Brassed off by the golden hellos

16th March 2001 at 00:00
Recently-qualified staff can only look on in anger as their successors are showered with cash, writes Susannah Kirkman

The Government's bewildering array of incentives such as "golden hellos" and training salaries may have triggered a sharp rise in applications for teacher training but it could yet prove counter-productive, say classroom unions.

The pound;2,000 inducement to returning teachers announced in last week's Budget statement is just the latest in a clutch of similar measures. But John Bangs, assistant general secretary of the National Union of Teachers, is unimpressed. "These piecemeal initiatives make the people who have been left out deeply and justifiably resentful," he says. "There is no joined-up thinking behind these incentives."

Russell Cummings, who teaches English at Turnford School in Cheshunt, Hertfordshire, is one of the recently-qualified teachers who has lost out. "Nothing is being done to retain dedicated mature entrants," he says. "I am not asking for special treatment - just fair treatment."

Mr Cummings - a late entrant to teaching with a first-class degree - is in his third year in service and will see his successors get much more than he ever did. He has not only missed out on training salaries, but a golden hello of pound;4,000, payable to trainee English teachers from September.

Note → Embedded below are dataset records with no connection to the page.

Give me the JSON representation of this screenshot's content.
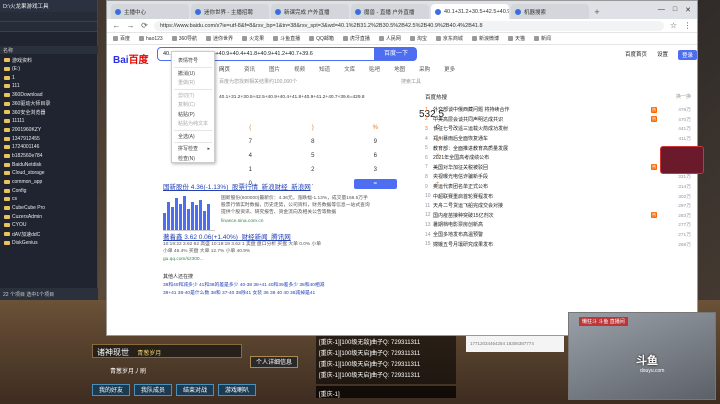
{
  "explorer": {
    "title": "D:\\火龙果游戏工具",
    "header": "名称",
    "items": [
      "游戏资料",
      "(E:)",
      "1",
      "111",
      "360Download",
      "360驱动大师目录",
      "360安全浏览器",
      "11111",
      "2001960KZY",
      "1347912455",
      "1724001146",
      "b182560e784",
      "BaiduNetdisk",
      "Cloud_storage",
      "common_app",
      "Config",
      "cs",
      "CubeCube Pro",
      "CuzersAdmin",
      "CYOU",
      "dAV加速ddC",
      "DiskGenius"
    ],
    "status": "22 个项目   选中1个项目"
  },
  "browser": {
    "tabs": [
      {
        "label": "主播中心"
      },
      {
        "label": "迷你世界 - 主播招聘"
      },
      {
        "label": "新课完成 户外直播"
      },
      {
        "label": "魔兽 - 直播 户外直播"
      },
      {
        "label": "40.1+31.2+30.5+42.5+40.9+40.4+41.8"
      },
      {
        "label": "机器搜索"
      }
    ],
    "url": "https://www.baidu.com/s?ie=utf-8&f=8&rsv_bp=1&tn=38&rsv_spt=3&wd=40.1%2B31.2%2B30.5%2B42.5%2B40.9%2B40.4%2B41.8",
    "bookmarks": [
      "百度",
      "hao123",
      "360导航",
      "迷你世界",
      "火龙果",
      "斗鱼直播",
      "QQ邮箱",
      "虎牙直播",
      "人民网",
      "淘宝",
      "京东商城",
      "新浪微博",
      "天猫",
      "新闻"
    ]
  },
  "baidu": {
    "logo_a": "Bai",
    "logo_b": "百度",
    "query": "40.1+31.2+30.5+42.5+40.9+40.4+41.8+40.9+41.2+40.7+39.6",
    "search_button": "百度一下",
    "header_links": [
      "百度首页",
      "设置"
    ],
    "login": "登录",
    "search_tabs": [
      "网页",
      "资讯",
      "图片",
      "视频",
      "知道",
      "文库",
      "贴吧",
      "地图",
      "采购",
      "更多"
    ],
    "result_count": "百度为您找到相关结果约100,000个",
    "tools": "搜索工具"
  },
  "context_menu": {
    "items": [
      {
        "label": "表情符号",
        "dim": false
      },
      {
        "label": "撤消(U)",
        "dim": false
      },
      {
        "label": "重做(R)",
        "dim": true
      },
      {
        "label": "剪切(T)",
        "dim": true
      },
      {
        "label": "复制(C)",
        "dim": true
      },
      {
        "label": "粘贴(P)",
        "dim": false
      },
      {
        "label": "粘贴为纯文本",
        "dim": true
      },
      {
        "label": "全选(A)",
        "dim": false
      },
      {
        "label": "拼写检查",
        "dim": false
      },
      {
        "label": "检查(N)",
        "dim": false
      }
    ]
  },
  "calculator": {
    "expression": "40.1+31.2+30.5+42.5+40.9+40.4+41.8+40.9+41.2+40.7+39.6=429.8",
    "result": "532.5",
    "keys": [
      "(",
      ")",
      "%",
      "C",
      "7",
      "8",
      "9",
      "÷",
      "4",
      "5",
      "6",
      "×",
      "1",
      "2",
      "3",
      "−",
      "0",
      ".",
      "=",
      "+"
    ]
  },
  "results": {
    "r1_title": "国新股份 4.36(-1.13%)_股票行情_新浪财经_新浪网",
    "r1_snippet_1": "国新股份(600000)最新价：4.36元，涨跌幅-1.13%，成交量168.5万手",
    "r1_snippet_2": "股票行情实时数据，历史走势，公司资料，财务数据等信息一站式查询",
    "r1_snippet_3": "提供个股资讯、研究报告、资金流向及相关公告等数据",
    "r1_source": "finance.sina.com.cn",
    "r1_bars": [
      18,
      30,
      24,
      34,
      28,
      36,
      22,
      30,
      26,
      32,
      20,
      28
    ],
    "r2_title": "著着鑫 3.62 0.06(+1.40%)_财经新闻_腾讯网",
    "r2_lines": [
      "10:19:22 3.62 62 高盛  10:19:19 3.62 1 卖盘  盘口分析 买盘 大单 0.0% 小单",
      "小单 46.4% 买盘 大单 12.7% 小单 40.9%"
    ],
    "r2_source": "gu.qq.com/sz300...",
    "related_head": "其他人还在搜",
    "related_rows": [
      "38和40和减多少   41和38的差是多少   40-38   38+41   40和39差多少   38和40相减",
      "38+41   38-40是什么数   38和   37-40   38除41   女装 36 38 40 40   38减掉是41"
    ]
  },
  "hot": {
    "title": "百度热搜",
    "refresh": "换一换",
    "items": [
      {
        "rank": "1",
        "text": "外交部谈中俄西藏问题 将持续合作",
        "hot": true,
        "num": "476万"
      },
      {
        "rank": "2",
        "text": "中美高层会谈共同声明达成共识",
        "hot": true,
        "num": "470万"
      },
      {
        "rank": "3",
        "text": "长征七号改遥三运载火箭成功发射",
        "hot": false,
        "num": "441万"
      },
      {
        "rank": "4",
        "text": "郑州暴雨后全面恢复通车",
        "hot": false,
        "num": "411万"
      },
      {
        "rank": "5",
        "text": "教育部：全面推进教育高质量发展",
        "hot": false,
        "num": "398万"
      },
      {
        "rank": "6",
        "text": "2021年全国高考成绩公布",
        "hot": false,
        "num": "376万"
      },
      {
        "rank": "7",
        "text": "美国对华加征关税被驳回",
        "hot": true,
        "num": "354万"
      },
      {
        "rank": "8",
        "text": "央视曝光电信诈骗新手段",
        "hot": false,
        "num": "331万"
      },
      {
        "rank": "9",
        "text": "奥运代表团名单正式公布",
        "hot": false,
        "num": "314万"
      },
      {
        "rank": "10",
        "text": "中超联赛重启首轮赛程发布",
        "hot": false,
        "num": "302万"
      },
      {
        "rank": "11",
        "text": "天舟二号货运飞船完成交会对接",
        "hot": false,
        "num": "297万"
      },
      {
        "rank": "12",
        "text": "国内疫苗接种突破15亿剂次",
        "hot": true,
        "num": "283万"
      },
      {
        "rank": "13",
        "text": "暑期档电影票房创新高",
        "hot": false,
        "num": "277万"
      },
      {
        "rank": "14",
        "text": "全国多地发布高温预警",
        "hot": false,
        "num": "271万"
      },
      {
        "rank": "15",
        "text": "嫦娥五号月壤研究成果发布",
        "hot": false,
        "num": "268万"
      }
    ]
  },
  "game_hud": {
    "player_name": "诸神现世",
    "guild": "青葱岁月",
    "sub": "青葱岁月丿刷",
    "info_button": "个人详细信息",
    "buttons": [
      "我的好友",
      "我队成员",
      "结束对战",
      "游戏喇叭"
    ],
    "chat": [
      "[重庆-1][100级无敌]曲子Q: 729311311",
      "[重庆-1][100级天启]曲子Q: 729311311",
      "[重庆-1][100级天启]曲子Q: 729311311",
      "[重庆-1][100级天启]曲子Q: 729311311"
    ],
    "chat_input": "[重庆-1]",
    "tray_text": "17712034464254  18306387774"
  },
  "stream": {
    "cam_label": "懒狂斗 斗鱼 直播间",
    "douyu": "斗鱼",
    "douyu_sub": "douyu.com"
  }
}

To add insult to injury, the higher pay he has won through early promotion means he now must start paying back the student loan he took out while training, at pound;135 per month. "I feel penalised for being good at my job," says the father-of-five. "Given the crisis in recruitment and retention of teachers, I am appalled to find myself treated this way."

Trainees in Wales also feel aggrieved. PGCE students there will get pound;6,000 salaries from September, a year later than in England. Last year, primary students got nothing, while most secondary students got less than their English peers (se box).

"It is ludicrous that people can be penalised for choosing to train in Wales," complains Rachel Knox, a PGCE student at the University of Wales in Bangor.

The Government has finally agreed to reconsider paying training salaries to another excluded group: fourth-year students on BEd courses in England. But the Welsh Assembly has yet to say if it will do the same.

Justice demands BEd students should also get golden hellos, argues the NUT's John Bangs. "It makes no sense for the Government to discriminate against people who have a qualification that has been recognised for decades."


All students doing postgraduate certificates in education in England are now eligible for a pound;6,000 training salary. This is non-taxable for full-timers and does not have to be paid back if the student drops out or decides not to teach.

Secondary PGCE students in maths, science, modern languages and technology also get a taxable pound;4,000 "golden hello" if they are still teaching 12 months after qualifying. This inducement will be paid to new English teachers from September.

In Wales, all primary and secondary PGCE students will qualify for a pound;6,000 salary from September. Until then, only students in secondary maths, modern languages, science, technology and Welsh will get pound;6,000 (and a pound;4,000 golden hello). Secondary students in other subjects have only received pound;4,000 plus another pound;2,000 if they complete induction.

Means-tested grants have also been available for trainees on secondary BEd and PGCE courses in some subjects in England since1998.

Salaries for fourth-year BEd students and "golden handcuffs" for teachers in shortage subjects are being considered. Some teachers could also have their student loans written off by the Government.

Able graduates who take the new elite "fast-track" training route will get an extra pound;5,000 from September.